All these measures help, and some help more than others, in ‘driving down smoking prevalence’ in the parlance of the tobacco controllers. But none of them – evidence-based or otherwise – get to the heart of the problem. People still smoke!
At present the proportion of adults who smoke in Britain is about 19% according to figures put out by ASH. If this rate of reduction of smoking prevalence continues how long will it take till the prevalence is zero? And how many people will die of smoking-related diseases in the meantime?
The attitude of governments and the tobacco control community seems to be that smoking is here to stay. So there’s nothing that can be done to abolish tobacco and the best that can be done – while allowing tobacco companies to go on almost unrestrictedly peddling their poisonous products – is to discourage potential new nicotine addicts (smokers) from taking up the habit and to encourage existing nicotine addicts (smokers) to move towards thinking about making quit attempts. And the evidence-based way to do this, as readers of my previous posts will be aware, is by treating nicotine addiction (smoking) with nicotine (!) or prescription drugs. Or both.
How about a re-think on the matter? Using nicotine products and drugs can result in about a 20% success in smoking cessation – or an 80% failure rate – in smokers who avail themselves of this kind of help when assessed at most one year later.
With such poor results, why does orthodox smoking cessation counselling stubbornly continue to promote this blinkered approach as the best way of quitting? It ignores other scientific studies that show by far the most successful method of stopping smoking is ‘cold turkey’. By the way, this colourful term is misleading because it’s supposed to indicate the suffering an addict goes through when withdrawing abruptly: cold sweats and goose bumps.
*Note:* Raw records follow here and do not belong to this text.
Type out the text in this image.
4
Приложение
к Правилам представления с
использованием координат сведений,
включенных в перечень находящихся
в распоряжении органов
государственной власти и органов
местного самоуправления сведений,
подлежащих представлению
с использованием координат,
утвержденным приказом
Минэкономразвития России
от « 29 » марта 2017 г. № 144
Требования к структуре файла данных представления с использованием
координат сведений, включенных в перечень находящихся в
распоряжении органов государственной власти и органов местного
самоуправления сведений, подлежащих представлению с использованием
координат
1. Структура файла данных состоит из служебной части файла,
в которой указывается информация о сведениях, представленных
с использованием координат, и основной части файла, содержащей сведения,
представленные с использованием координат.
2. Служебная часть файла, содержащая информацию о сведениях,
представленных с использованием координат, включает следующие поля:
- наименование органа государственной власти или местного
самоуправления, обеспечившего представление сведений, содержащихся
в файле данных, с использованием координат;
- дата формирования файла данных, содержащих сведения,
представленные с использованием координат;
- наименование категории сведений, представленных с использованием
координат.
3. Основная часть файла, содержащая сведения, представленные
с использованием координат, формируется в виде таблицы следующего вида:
Or should that be turkey bumps? Most smokers who abruptly stop poisoning themselves with nicotine, at least those whom I’ve treated, feel perfectly all right except for the psychological symptoms of mild short-lived anxiety and nervousness.
Interested readers can take a look at this paper with its self-explanatory title: Chapman S, MacKenzie R (2010). The Global Research Neglect of Unassisted Smoking Cessation: Causes and Consequences. PloS Med 7(2): e1000216. doi:10.1371/journal.pmed.1000216.
What then, can be done? The question of banning tobacco should be faced and openly debated by governments. It will not do for bodies such as ASH to say this is impractical. Nor will it do for false comparisons to be made between other allegedly unhealthy activities such as drinking alcohol or consuming sugar. Smoking must be seen for what it is: legalized drug addiction. Then legislation needs to be enacted accordingly.